The approach might end up being similar to last offseason's, which might have worked except for Brian Williams' injury. In other words, we'll be on the market for some crafty, solid vets to use as mentors and stopgaps, but we're still dedicated to bringing along guys we've hand-picked through the draft.

Which brings me to my next quote, this one a Dimitroff:

"We as an organization don't want to be denoted as either heavy in free agency or as draft-driven."

Mmm, and here I am munching on my words again.

Dimitroff was super-diplomatic throughout his exchange, as one might expect a savvy NFL GM to be, but he did let some things on. He did admit that this draft would probably have a greater number of juniors testing the waters because of salary cap concerns, and for that reason said that the staff's job of projecting prospects was going to be a good bit harder.

So basically, we, just like every other franchise, take the draft really seriously and do our homework as best we can.

But then he went on to say that young free agents are where the team needs to "make its hay" and that older free agents should only be "sprinkled" in.

So maybe he isn't giving me the verbal slap in the face I originally thought...youth is still a priority here.

But onto another Coach Smith soundbite, this one less about the team and more about him personally:

On watching the wild-card round from home : "It was very tough for me, but I was a couch potato for two solid days."

It was tough...to be a couch potato. Right, bub.

But then I gave it a little thought, and I came to see that this oxymoron makes perfect sense in the context of this guy as a coach. This is the dude who went after LaRon Landry, DeAngelo Hall, Albert Haynesworth, and the rest of the 'Skins when a late hit got put on Matt Ryan in week nine.

He doesn't just care about the outcomes of games; the outcomes of games he coaches are what he is . And he doesn't just like his guys; he loves them and wastes no time standing up for them.

These things could be said about a lot of coaches, sure, but would they have jumped to your mind with Dan Reeves or Jim Mora?

Yeah, that's what I thought. Just further proof that things are different here.

Finally, let's look at what both guys said when asked to name their offensive and defensive MVPs:

Smitty on O: Tony Gonzalez

"There's no doubt he'll be back."

Dimitroff on O: Tony Gonzalez

"Not only on the field, but off; there's not a more respected player."

Smitty on D: Thomas DeCoud (I know, I know, calm down...I was surprised, too)

"When you look at the season as a whole, no one played at a high level more consistently."

Dimitroff on D: Curtis Lofton (ah, OK, there we go. More along the lines of what I was expecting)

"He just got better as the season wore on."

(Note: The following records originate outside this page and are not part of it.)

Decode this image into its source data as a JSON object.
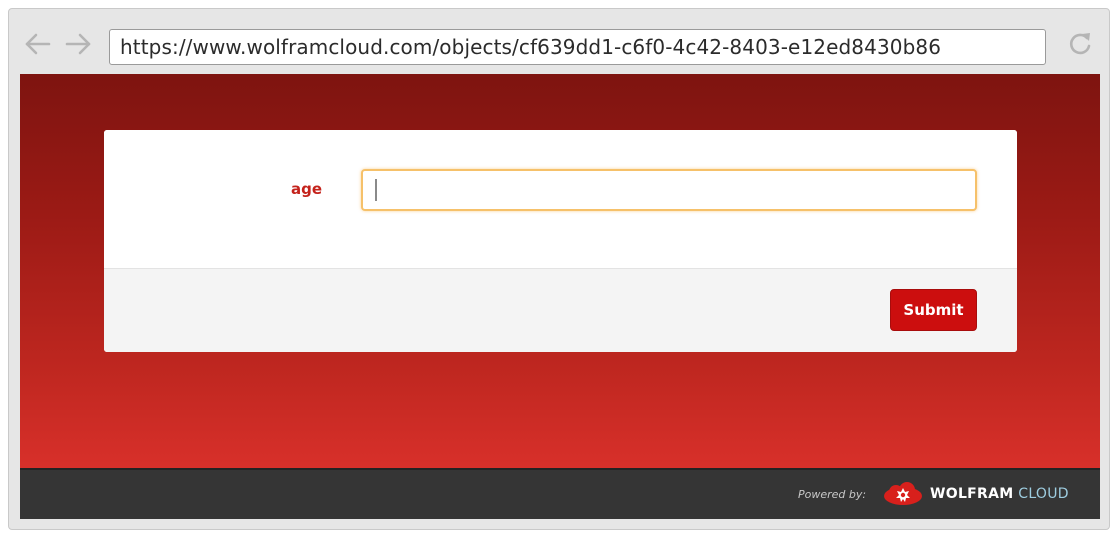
{
  "browser": {
    "url": "https://www.wolframcloud.com/objects/cf639dd1-c6f0-4c42-8403-e12ed8430b86",
    "back_icon": "arrow-left-icon",
    "forward_icon": "arrow-right-icon",
    "reload_icon": "reload-icon"
  },
  "form": {
    "field_label": "age",
    "field_value": "",
    "submit_label": "Submit"
  },
  "footer": {
    "powered_by": "Powered by:",
    "brand_main": "WOLFRAM",
    "brand_sub": "CLOUD",
    "logo_icon": "wolfram-spikey-cloud-icon"
  },
  "colors": {
    "accent": "#cc0e0e",
    "label": "#c4221b",
    "focus_ring": "#f6c16a",
    "footer_bg": "#353535",
    "brand_sub": "#9ecde0"
  }
}
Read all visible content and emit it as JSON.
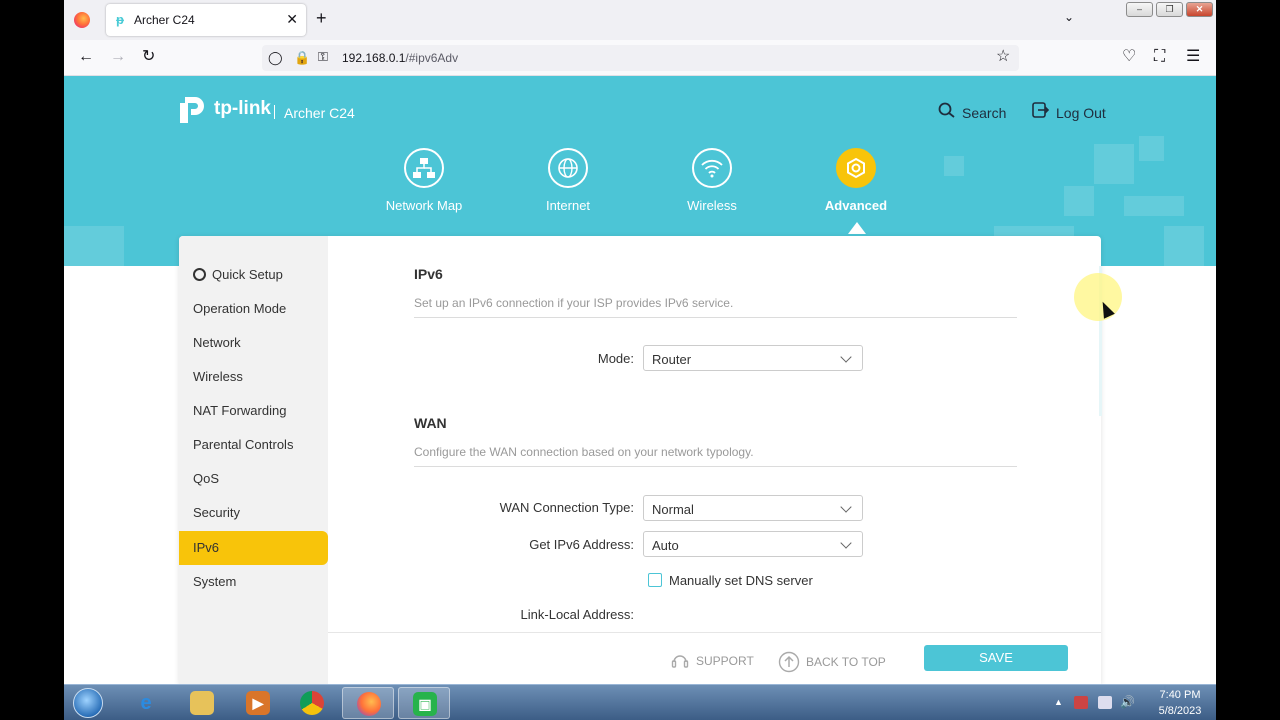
{
  "browser": {
    "tab_title": "Archer C24",
    "new_tab_symbol": "+",
    "close_symbol": "✕",
    "url_host": "192.168.0.1",
    "url_path": "/#ipv6Adv"
  },
  "router": {
    "brand": "tp-link",
    "model": "Archer C24",
    "search_label": "Search",
    "logout_label": "Log Out",
    "top_nav": [
      {
        "label": "Network Map",
        "icon": "network-map-icon"
      },
      {
        "label": "Internet",
        "icon": "globe-icon"
      },
      {
        "label": "Wireless",
        "icon": "wifi-icon"
      },
      {
        "label": "Advanced",
        "icon": "gear-icon",
        "active": true
      }
    ],
    "sidebar": [
      {
        "label": "Quick Setup"
      },
      {
        "label": "Operation Mode"
      },
      {
        "label": "Network"
      },
      {
        "label": "Wireless"
      },
      {
        "label": "NAT Forwarding"
      },
      {
        "label": "Parental Controls"
      },
      {
        "label": "QoS"
      },
      {
        "label": "Security"
      },
      {
        "label": "IPv6",
        "active": true
      },
      {
        "label": "System"
      }
    ],
    "ipv6": {
      "title": "IPv6",
      "description": "Set up an IPv6 connection if your ISP provides IPv6 service.",
      "mode_label": "Mode:",
      "mode_value": "Router"
    },
    "wan": {
      "title": "WAN",
      "description": "Configure the WAN connection based on your network typology.",
      "conn_type_label": "WAN Connection Type:",
      "conn_type_value": "Normal",
      "get_ipv6_label": "Get IPv6 Address:",
      "get_ipv6_value": "Auto",
      "manual_dns_label": "Manually set DNS server",
      "manual_dns_checked": false,
      "link_local_label": "Link-Local Address:"
    },
    "footer": {
      "support": "SUPPORT",
      "back_to_top": "BACK TO TOP",
      "save": "SAVE"
    },
    "colors": {
      "header": "#4cc5d6",
      "accent": "#f8c40a"
    }
  },
  "taskbar": {
    "apps": [
      "internet-explorer",
      "file-explorer",
      "media-player",
      "chrome",
      "firefox",
      "screen-capture"
    ],
    "time": "7:40 PM",
    "date": "5/8/2023"
  }
}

Now, let's note that Smith also recognized Lofton's progress (called it a "learning curve") and then called him a "tackling machine." Still, the DeCoud pick raised not just my eyebrows, but most around the room.

Really, it just made me more eager to see Thomas in action again; I certainly remember the pick against N.O., but beyond that, I felt he was largely quiet. Erik Coleman certainly had more tackles, but then again, these are just numbers, something I am all too ready to judge a player by.

Them both picking Gonzo totally independent of each other says a ton about what he brought; but does anything else need be said there?

In all, getting to see these two guys talk, and even toss a couple of questions their way, was really reassuring. These are smart men, and more importantly, these are football men.